In compliance with state law, Yellowstone County hires a professional accounting firm to conduct an independent annual audit to determine whether the county is adhering to Government Accounting Standards and properly separating duties of handling funds to prevent errors and fraud. The county has had a clean independent audit report for many years.
Another state law requires that counties with a population of more than 15,000 have a “county auditor”, who need not be an accountant, but whose job is basically to be an accounts payable clerk. Yellowstone County budgeted $231,000 this year for the auditor’s office now staffed by County Auditor Debby Hernandez, one full-time and one part-time assistant.
First elected in 2003, Hernandez has announced she will retire on Nov. 30. The County Commission is in the process of appointing her replacement.
We call on Commissioners John Ostlund, Robyn Driscoll and Denis Pitman to seriously consider why they are planning to appoint a person to continue an office that checks the work of the finance office staff who also are being paid to check bills and payroll.
When state statute first decreed that counties with 15,000 residents needed auditors to double-check bills, bookkeeping was by hand and adding machine. Now the county’s computer system allows fast, accurate data management and runs the required reports quickly.
Several of Montana’s larger population counties have consolidated the auditor’s office with another elected office, according to the Montana Association of Counties. For example, Lewis and Clark County and Lake County, combined the auditor with clerk and recorder. In Cascade and Flathead counties, the auditor’s office has been combined with the clerk and recorder and surveyor. Ravalli County consolidated the auditor into the county attorney’s office.
State law requires Yellowstone County to have an auditor, and state law also authorized the County Commission to consolidate county offices. Yellowstone County commissioners previously have used that authority to streamline government operations. For example, Sherry Long is the county assessor, treasurer and county superintendent of schools. Once upon a time, three different elected officeholders divided that job in three separate offices.
Neither Montana cities nor school districts are required to have elected auditors who review accounts payable, yet they have the same responsibility for ensuring that public money is spent properly. Cities and school districts employ financial officers or bookkeepers. So does the county. The county finance office staff includes two CPAs.

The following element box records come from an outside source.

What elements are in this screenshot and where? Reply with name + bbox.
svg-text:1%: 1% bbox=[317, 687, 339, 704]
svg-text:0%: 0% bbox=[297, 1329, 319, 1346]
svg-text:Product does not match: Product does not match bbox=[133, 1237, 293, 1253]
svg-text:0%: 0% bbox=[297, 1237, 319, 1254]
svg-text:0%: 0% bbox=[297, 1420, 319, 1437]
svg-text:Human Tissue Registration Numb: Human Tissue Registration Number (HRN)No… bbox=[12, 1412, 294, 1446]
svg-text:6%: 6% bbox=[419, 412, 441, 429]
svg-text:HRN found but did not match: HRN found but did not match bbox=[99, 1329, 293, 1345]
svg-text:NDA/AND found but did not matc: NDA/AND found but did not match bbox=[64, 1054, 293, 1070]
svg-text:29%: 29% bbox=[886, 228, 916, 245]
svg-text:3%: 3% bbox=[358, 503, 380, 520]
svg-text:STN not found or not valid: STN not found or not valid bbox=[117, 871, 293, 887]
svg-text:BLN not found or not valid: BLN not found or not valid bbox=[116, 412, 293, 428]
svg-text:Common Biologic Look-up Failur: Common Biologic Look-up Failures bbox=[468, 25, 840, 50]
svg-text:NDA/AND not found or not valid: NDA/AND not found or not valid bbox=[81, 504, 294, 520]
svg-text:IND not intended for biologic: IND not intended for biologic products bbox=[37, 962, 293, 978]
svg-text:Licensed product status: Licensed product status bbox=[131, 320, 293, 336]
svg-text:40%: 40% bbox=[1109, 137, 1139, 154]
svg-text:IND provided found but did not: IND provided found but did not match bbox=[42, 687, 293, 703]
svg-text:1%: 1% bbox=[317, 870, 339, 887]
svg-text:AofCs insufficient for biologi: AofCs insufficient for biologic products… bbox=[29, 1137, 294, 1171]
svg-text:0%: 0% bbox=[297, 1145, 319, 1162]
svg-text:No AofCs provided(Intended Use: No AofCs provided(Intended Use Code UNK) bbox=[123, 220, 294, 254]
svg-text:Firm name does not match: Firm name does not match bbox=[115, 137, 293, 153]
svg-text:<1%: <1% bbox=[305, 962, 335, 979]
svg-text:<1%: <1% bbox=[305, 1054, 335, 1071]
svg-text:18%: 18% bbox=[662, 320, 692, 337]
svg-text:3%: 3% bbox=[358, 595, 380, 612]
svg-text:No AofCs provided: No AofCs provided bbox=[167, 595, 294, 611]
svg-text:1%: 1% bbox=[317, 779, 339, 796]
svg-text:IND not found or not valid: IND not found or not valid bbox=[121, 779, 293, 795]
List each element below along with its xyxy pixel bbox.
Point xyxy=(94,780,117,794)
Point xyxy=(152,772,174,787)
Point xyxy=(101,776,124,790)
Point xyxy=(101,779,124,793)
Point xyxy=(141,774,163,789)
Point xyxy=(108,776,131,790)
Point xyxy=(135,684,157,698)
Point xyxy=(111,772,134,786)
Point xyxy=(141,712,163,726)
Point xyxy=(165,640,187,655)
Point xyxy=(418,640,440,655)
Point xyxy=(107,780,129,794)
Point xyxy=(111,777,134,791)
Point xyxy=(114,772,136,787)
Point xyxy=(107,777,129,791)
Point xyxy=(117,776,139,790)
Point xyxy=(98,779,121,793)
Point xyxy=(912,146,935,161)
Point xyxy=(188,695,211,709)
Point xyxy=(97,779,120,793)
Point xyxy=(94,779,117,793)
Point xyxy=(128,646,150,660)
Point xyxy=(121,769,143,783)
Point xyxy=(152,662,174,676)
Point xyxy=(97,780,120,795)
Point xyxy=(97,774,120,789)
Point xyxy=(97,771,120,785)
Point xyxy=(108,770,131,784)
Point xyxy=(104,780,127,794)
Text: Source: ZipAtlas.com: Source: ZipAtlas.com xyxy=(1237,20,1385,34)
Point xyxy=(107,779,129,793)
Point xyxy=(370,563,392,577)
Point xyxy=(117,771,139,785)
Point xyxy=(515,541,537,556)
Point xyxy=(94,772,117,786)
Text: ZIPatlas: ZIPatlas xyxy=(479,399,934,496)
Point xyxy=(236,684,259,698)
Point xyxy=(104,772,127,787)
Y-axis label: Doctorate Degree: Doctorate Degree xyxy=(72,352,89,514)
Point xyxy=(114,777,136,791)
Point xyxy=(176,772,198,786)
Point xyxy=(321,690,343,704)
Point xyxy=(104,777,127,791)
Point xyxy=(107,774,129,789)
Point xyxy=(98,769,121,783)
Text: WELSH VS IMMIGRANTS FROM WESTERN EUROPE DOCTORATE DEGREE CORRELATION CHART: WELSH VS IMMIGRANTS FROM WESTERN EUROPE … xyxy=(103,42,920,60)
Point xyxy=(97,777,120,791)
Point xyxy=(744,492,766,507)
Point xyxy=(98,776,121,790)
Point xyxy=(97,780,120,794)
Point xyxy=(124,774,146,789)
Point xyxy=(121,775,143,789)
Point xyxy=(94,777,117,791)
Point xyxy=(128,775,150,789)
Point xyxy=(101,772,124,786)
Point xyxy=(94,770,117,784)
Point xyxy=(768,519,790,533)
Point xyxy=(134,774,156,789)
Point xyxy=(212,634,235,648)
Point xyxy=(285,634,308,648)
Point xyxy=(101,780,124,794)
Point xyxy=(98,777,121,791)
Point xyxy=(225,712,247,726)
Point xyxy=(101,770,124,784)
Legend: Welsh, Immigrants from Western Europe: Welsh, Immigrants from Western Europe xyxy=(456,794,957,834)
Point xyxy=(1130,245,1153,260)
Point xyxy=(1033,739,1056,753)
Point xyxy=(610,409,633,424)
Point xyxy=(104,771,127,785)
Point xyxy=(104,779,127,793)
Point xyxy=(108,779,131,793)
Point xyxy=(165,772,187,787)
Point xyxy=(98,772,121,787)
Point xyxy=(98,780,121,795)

The county auditor isn’t a CPA, nor are the office assistants. In fact, the only qualifications set out in law for the county auditor is to be a county resident of voting age with no felony record.
There may have been a time when having this office was necessary to efficient government. But today the county auditor, as defined in Montana law, is a redundant office. Yellowstone County shouldn’t spend $231,000 on redundancy.
Before appointing a new auditor, commissioners should consider why they would want to continue the office. Because we’ve always done things that way?
It may be time for a change. By consolidating the auditor’s office with another, the county may be able to get state-required reports issued while saving taxpayer money. It’s worth a serious look.